Please acknowledge and fix this, Ruckus!
I hope you are doing good.
I have created the below setup on your controller to check the connection failure issue on lab APs. Thereafter, I have mapped the wrong vlan under the Wlan settings to fail the clients to get an IP from the DHCP. So, the APs should show the connection failure rate in the UI.
1) Zone: Ruckus Test 3.6.2 and Wlan: 00Test-3.6.2 Client's devices were failed to connect to the SSID(00Test-3.6.2) due to the DHCP issue. I could see 100% connection failure rate and historical report of client's connection under the health Tab of the AP. The AP was displayed the accurate results in the UI.
2) Zone: Ruckus Test 3.5.1 and Wlan: 00Test-3.5.1 I have connected the same devices to the SSID(00Test-3.5.1) to check the failure rate and noticed that there were no connection failures reported on the AP for the clients who were failed to connect to the SSID.
I have analyzed the flagged APs(Default Zone) in your controller and could see the connection failures reported due to the DHCP failure. Client might have faced the difficulty to get an IP from the DHCP server at that moment. Please see the attached screenshot of historical report for your reference. The above test concludes that the connection failure algorithm is not working properly in the 3.5.1 software version and there is no miscalculation of connection failures in the 22.214.171.124.222 version.

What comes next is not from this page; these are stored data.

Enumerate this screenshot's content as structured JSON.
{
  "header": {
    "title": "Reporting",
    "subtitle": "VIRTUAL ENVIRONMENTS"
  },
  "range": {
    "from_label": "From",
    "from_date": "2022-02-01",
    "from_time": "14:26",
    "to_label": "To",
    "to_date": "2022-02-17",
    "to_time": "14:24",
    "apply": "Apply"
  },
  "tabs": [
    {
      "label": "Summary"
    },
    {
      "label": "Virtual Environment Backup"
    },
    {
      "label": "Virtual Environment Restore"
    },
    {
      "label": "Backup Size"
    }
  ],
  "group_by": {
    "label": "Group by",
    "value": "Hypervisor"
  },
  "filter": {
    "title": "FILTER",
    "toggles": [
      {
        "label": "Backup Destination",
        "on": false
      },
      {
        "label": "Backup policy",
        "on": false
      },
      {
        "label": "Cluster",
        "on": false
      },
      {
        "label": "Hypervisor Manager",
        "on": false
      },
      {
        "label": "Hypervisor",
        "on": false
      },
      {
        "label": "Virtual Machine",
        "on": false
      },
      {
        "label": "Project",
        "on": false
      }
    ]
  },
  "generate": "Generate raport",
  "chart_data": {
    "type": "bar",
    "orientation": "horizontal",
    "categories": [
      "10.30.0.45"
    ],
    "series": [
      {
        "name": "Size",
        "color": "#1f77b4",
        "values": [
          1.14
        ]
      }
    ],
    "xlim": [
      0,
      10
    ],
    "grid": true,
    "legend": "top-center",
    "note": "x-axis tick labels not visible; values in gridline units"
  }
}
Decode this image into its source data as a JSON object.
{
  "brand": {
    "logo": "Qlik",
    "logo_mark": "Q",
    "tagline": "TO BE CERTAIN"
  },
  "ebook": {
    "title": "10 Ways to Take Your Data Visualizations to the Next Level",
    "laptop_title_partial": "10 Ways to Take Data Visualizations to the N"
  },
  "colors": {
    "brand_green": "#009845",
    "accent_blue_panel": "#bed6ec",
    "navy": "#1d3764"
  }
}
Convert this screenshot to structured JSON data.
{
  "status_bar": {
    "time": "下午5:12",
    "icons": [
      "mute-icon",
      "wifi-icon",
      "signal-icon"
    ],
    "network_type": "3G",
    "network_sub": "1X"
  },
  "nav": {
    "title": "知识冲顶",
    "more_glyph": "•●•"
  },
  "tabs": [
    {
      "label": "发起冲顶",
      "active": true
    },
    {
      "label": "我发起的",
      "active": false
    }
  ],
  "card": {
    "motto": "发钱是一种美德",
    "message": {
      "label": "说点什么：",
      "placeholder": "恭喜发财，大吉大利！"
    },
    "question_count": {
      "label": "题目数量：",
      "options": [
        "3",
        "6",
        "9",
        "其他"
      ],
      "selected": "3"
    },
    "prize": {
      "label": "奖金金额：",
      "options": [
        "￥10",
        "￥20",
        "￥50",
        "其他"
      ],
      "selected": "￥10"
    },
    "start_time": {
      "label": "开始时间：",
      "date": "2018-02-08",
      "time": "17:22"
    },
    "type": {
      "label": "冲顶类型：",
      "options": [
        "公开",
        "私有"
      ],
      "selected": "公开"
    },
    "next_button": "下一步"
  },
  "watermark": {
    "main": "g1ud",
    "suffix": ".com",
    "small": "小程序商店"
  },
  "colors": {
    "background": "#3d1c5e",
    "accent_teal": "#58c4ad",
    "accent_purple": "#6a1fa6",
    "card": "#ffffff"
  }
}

As I informed earlier, the connection failure rate that is shown in the UI is a cumulative value of the AP. The AP would take into account Auth, Assoc, EAP, RADIUS and DHCP for reporting connection failures.Connection failures are calculated at 90 seconds interval. If during that time there are only failed attempts (even a single one) and no successful ones, the system will display 100% connection failure.

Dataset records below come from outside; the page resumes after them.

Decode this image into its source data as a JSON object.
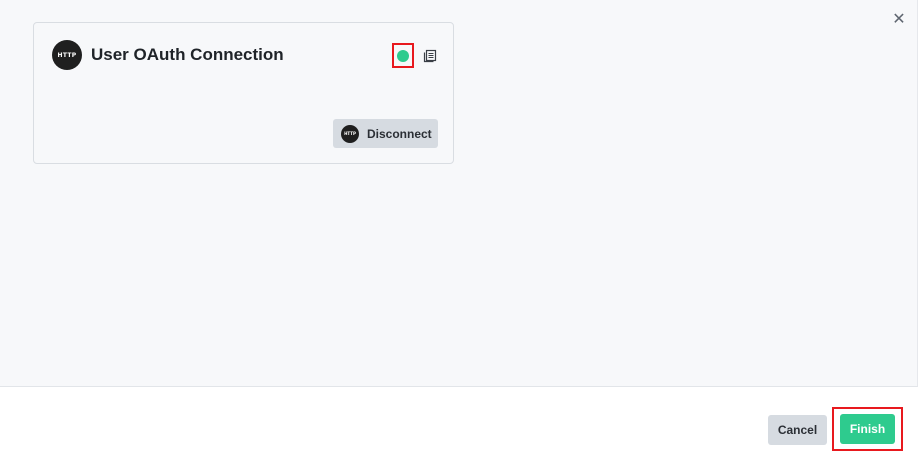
{
  "dialog": {
    "close_glyph": "✕"
  },
  "connection_card": {
    "logo_text": "HTTP",
    "title": "User OAuth Connection",
    "status_color": "#2ecb8e",
    "status_icon": "status-dot-icon",
    "details_icon": "details-icon",
    "disconnect_logo_text": "HTTP",
    "disconnect_label": "Disconnect"
  },
  "footer": {
    "cancel_label": "Cancel",
    "finish_label": "Finish",
    "finish_color": "#2ecb8e",
    "highlight_color": "#e8191e"
  }
}
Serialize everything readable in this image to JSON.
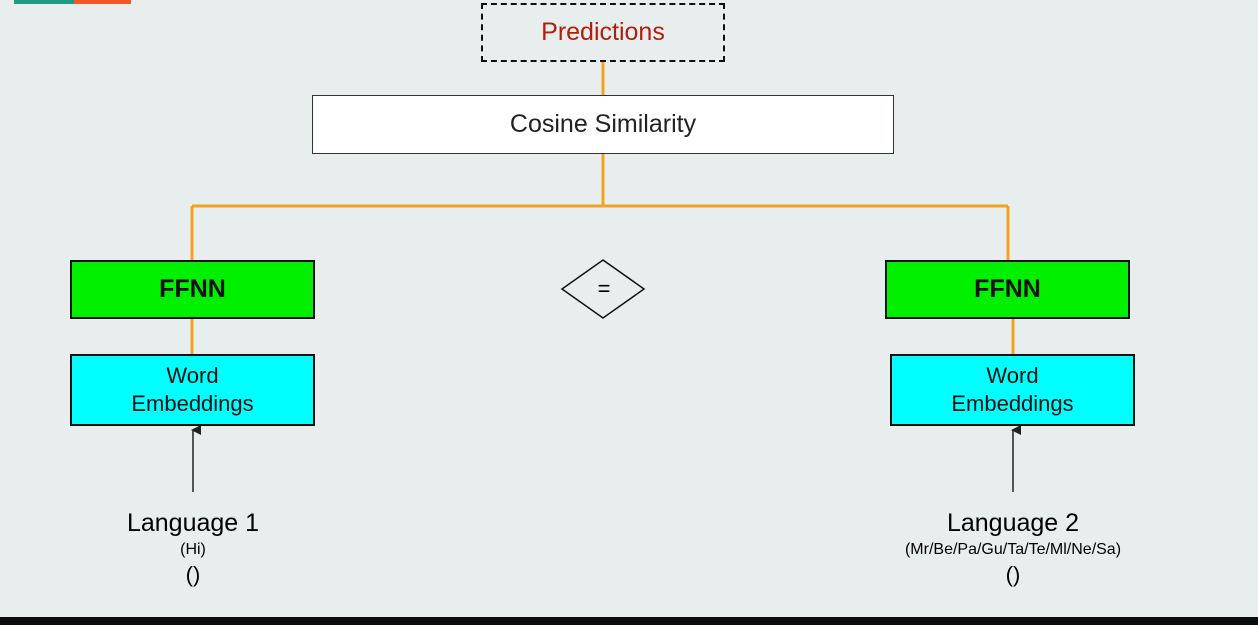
{
  "colors": {
    "connector": "#f5a21e",
    "ffnn_fill": "#00f000",
    "embedding_fill": "#00ffff",
    "predictions_text": "#b31e0c",
    "background": "#e8eded"
  },
  "diagram": {
    "predictions": "Predictions",
    "similarity": "Cosine Similarity",
    "equals_symbol": "=",
    "left": {
      "model": "FFNN",
      "embeddings_line1": "Word",
      "embeddings_line2": "Embeddings",
      "language": "Language 1",
      "language_code": "(Hi)",
      "parens": "()"
    },
    "right": {
      "model": "FFNN",
      "embeddings_line1": "Word",
      "embeddings_line2": "Embeddings",
      "language": "Language 2",
      "language_code": "(Mr/Be/Pa/Gu/Ta/Te/Ml/Ne/Sa)",
      "parens": "()"
    }
  }
}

Soooo... my interpretation from all that is 1. Ruckus changed their algorithm in 3.6 to make it super-sensitive to DHCP failures and they are claiming that *3.5* is actually the broken version when it comes to connection failure flagging. 2. They seem to think that a SINGLE FAILURE within a 90 sec window should mean "100% connection failure rate"!? I honestly think there is still a bug and they just can't see it. We are seeing NO connectivity issues (that users can actually notice, anyway) and the ONLY difference is 3.5 (works fine) vs. 3.6 (reports crazy 100% connection failures on just about every AP).

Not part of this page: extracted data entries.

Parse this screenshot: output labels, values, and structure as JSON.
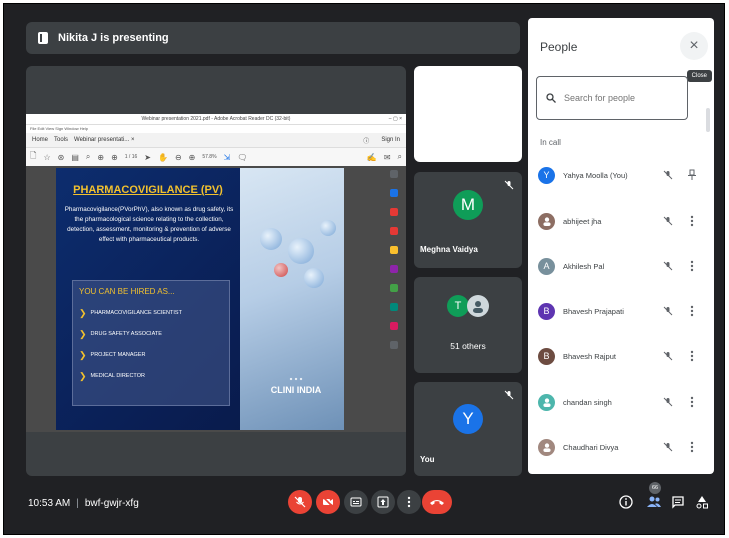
{
  "header": {
    "presenting_text": "Nikita J is presenting"
  },
  "acrobat": {
    "window_title": "Webinar presentation 2021.pdf - Adobe Acrobat Reader DC (32-bit)",
    "menu": "File  Edit  View  Sign  Window  Help",
    "tab_home": "Home",
    "tab_tools": "Tools",
    "tab_doc": "Webinar presentati... ×",
    "sign_in": "Sign In",
    "page_field": "1 / 16",
    "zoom": "57.8%"
  },
  "slide": {
    "title": "PHARMACOVIGILANCE (PV)",
    "description": "Pharmacovigilance(PVorPhV), also known as drug safety, its the pharmacological science relating to the collection, detection, assessment, monitoring & prevention of adverse effect with pharmaceutical products.",
    "hired_title": "YOU CAN BE HIRED AS...",
    "roles": [
      "PHARMACOVIGILANCE SCIENTIST",
      "DRUG SAFETY ASSOCIATE",
      "PROJECT MANAGER",
      "MEDICAL DIRECTOR"
    ],
    "logo_text": "CLINI INDIA"
  },
  "tiles": {
    "meghna": {
      "initial": "M",
      "name": "Meghna Vaidya",
      "color": "#0f9d58"
    },
    "others": {
      "initial": "T",
      "label": "51 others",
      "color": "#0f9d58"
    },
    "you": {
      "initial": "Y",
      "name": "You",
      "color": "#1a73e8"
    }
  },
  "people_panel": {
    "title": "People",
    "close_tooltip": "Close",
    "search_placeholder": "Search for people",
    "section": "In call",
    "people": [
      {
        "name": "Yahya Moolla (You)",
        "initial": "Y",
        "color": "#1a73e8",
        "photo": false
      },
      {
        "name": "abhijeet jha",
        "initial": "",
        "color": "#8d6e63",
        "photo": true
      },
      {
        "name": "Akhilesh Pal",
        "initial": "A",
        "color": "#78909c",
        "photo": false
      },
      {
        "name": "Bhavesh Prajapati",
        "initial": "B",
        "color": "#5e35b1",
        "photo": false
      },
      {
        "name": "Bhavesh Rajput",
        "initial": "B",
        "color": "#6d4c41",
        "photo": false
      },
      {
        "name": "chandan singh",
        "initial": "",
        "color": "#4db6ac",
        "photo": true
      },
      {
        "name": "Chaudhari Divya",
        "initial": "",
        "color": "#a1887f",
        "photo": true
      }
    ]
  },
  "bottom_bar": {
    "time": "10:53 AM",
    "meeting_code": "bwf-gwjr-xfg",
    "people_count": "66"
  }
}
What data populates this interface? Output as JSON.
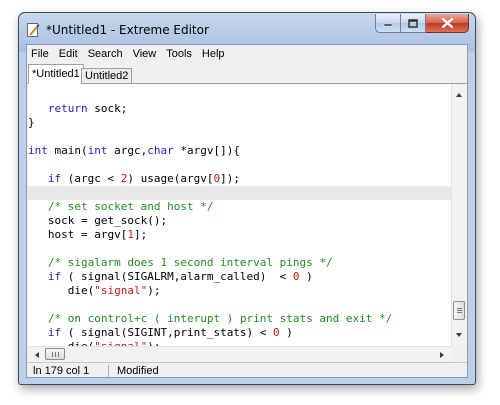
{
  "window": {
    "title": "*Untitled1 - Extreme Editor"
  },
  "menu": [
    "File",
    "Edit",
    "Search",
    "View",
    "Tools",
    "Help"
  ],
  "tabs": [
    {
      "label": "*Untitled1",
      "active": true
    },
    {
      "label": "Untitled2",
      "active": false
    }
  ],
  "editor": {
    "current_line_index": 7,
    "lines": [
      [],
      [
        {
          "t": "   "
        },
        {
          "t": "return",
          "c": "keyword"
        },
        {
          "t": " sock;"
        }
      ],
      [
        {
          "t": "}"
        }
      ],
      [],
      [
        {
          "t": "int",
          "c": "keyword"
        },
        {
          "t": " main("
        },
        {
          "t": "int",
          "c": "keyword"
        },
        {
          "t": " argc,"
        },
        {
          "t": "char",
          "c": "keyword"
        },
        {
          "t": " *argv[]){"
        }
      ],
      [],
      [
        {
          "t": "   "
        },
        {
          "t": "if",
          "c": "keyword"
        },
        {
          "t": " (argc < "
        },
        {
          "t": "2",
          "c": "number"
        },
        {
          "t": ") usage(argv["
        },
        {
          "t": "0",
          "c": "number"
        },
        {
          "t": "]);"
        }
      ],
      [],
      [
        {
          "t": "   "
        },
        {
          "t": "/* set socket and host */",
          "c": "comment"
        }
      ],
      [
        {
          "t": "   sock = get_sock();"
        }
      ],
      [
        {
          "t": "   host = argv["
        },
        {
          "t": "1",
          "c": "number"
        },
        {
          "t": "];"
        }
      ],
      [],
      [
        {
          "t": "   "
        },
        {
          "t": "/* sigalarm does 1 second interval pings */",
          "c": "comment"
        }
      ],
      [
        {
          "t": "   "
        },
        {
          "t": "if",
          "c": "keyword"
        },
        {
          "t": " ( signal(SIGALRM,alarm_called)  < "
        },
        {
          "t": "0",
          "c": "number"
        },
        {
          "t": " )"
        }
      ],
      [
        {
          "t": "      die("
        },
        {
          "t": "\"signal\"",
          "c": "string"
        },
        {
          "t": ");"
        }
      ],
      [],
      [
        {
          "t": "   "
        },
        {
          "t": "/* on control+c ( interupt ) print stats and exit */",
          "c": "comment"
        }
      ],
      [
        {
          "t": "   "
        },
        {
          "t": "if",
          "c": "keyword"
        },
        {
          "t": " ( signal(SIGINT,print_stats) < "
        },
        {
          "t": "0",
          "c": "number"
        },
        {
          "t": " )"
        }
      ],
      [
        {
          "t": "      die("
        },
        {
          "t": "\"signal\"",
          "c": "string"
        },
        {
          "t": ");"
        }
      ]
    ]
  },
  "status": {
    "position": "ln 179 col 1",
    "state": "Modified"
  },
  "colors": {
    "keyword": "#1f1fb5",
    "comment": "#228b22",
    "string": "#c21a1a",
    "current_line": "#e8e8e8"
  },
  "icons": [
    "document-edit-icon",
    "minimize-icon",
    "maximize-icon",
    "close-icon",
    "scroll-up-icon",
    "scroll-down-icon",
    "scroll-left-icon",
    "scroll-right-icon"
  ]
}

I'm done dealing with Ruckus on this, and hope that they somehow get enough complaints to actually look into it at an engineering level someday. For now, it looks like we're all stuck with permanently (and falsely) flagged APs. Sigh.
So new firmware, old firmware, same old story.
"As [redacted] mentioned, In 3.6 we introduced a new feature where the AP would calculate all types of client connection failures and report it to SZ. That's where you see a huge difference between 3.5 and 3.6. The AP would take into account Auth, Assoc, EAP, RADIUS and DHCP into account for reporting connection failures. In 3.5 AP didn't have even 50% of this ability.
In 3.5, SZ maintains the connection failure history for up to 1 week, AP reports failures in multiple counters to the controller. In 3.6.2 it is changed to use a different counter that was delta.
Please refer 3.6.2 Release Notes:
ER-6198: Resolved an issue where the controller kept a track of old client connection data, which resulted in incorrect display of client connection failures.
To understand these failures, you can select an AP where you are seeing high failures and go to health tab for that AP. Under the health tab you have two sections, one for performance and the other for client connection failures. If you go to client connection failures you will have complete plots showing under which above category are the failures happening. Now if necessary you can choose failure types as show below and also click on individual failure type to see which clients are failing. This feature was introduced to help customer debug his network issues."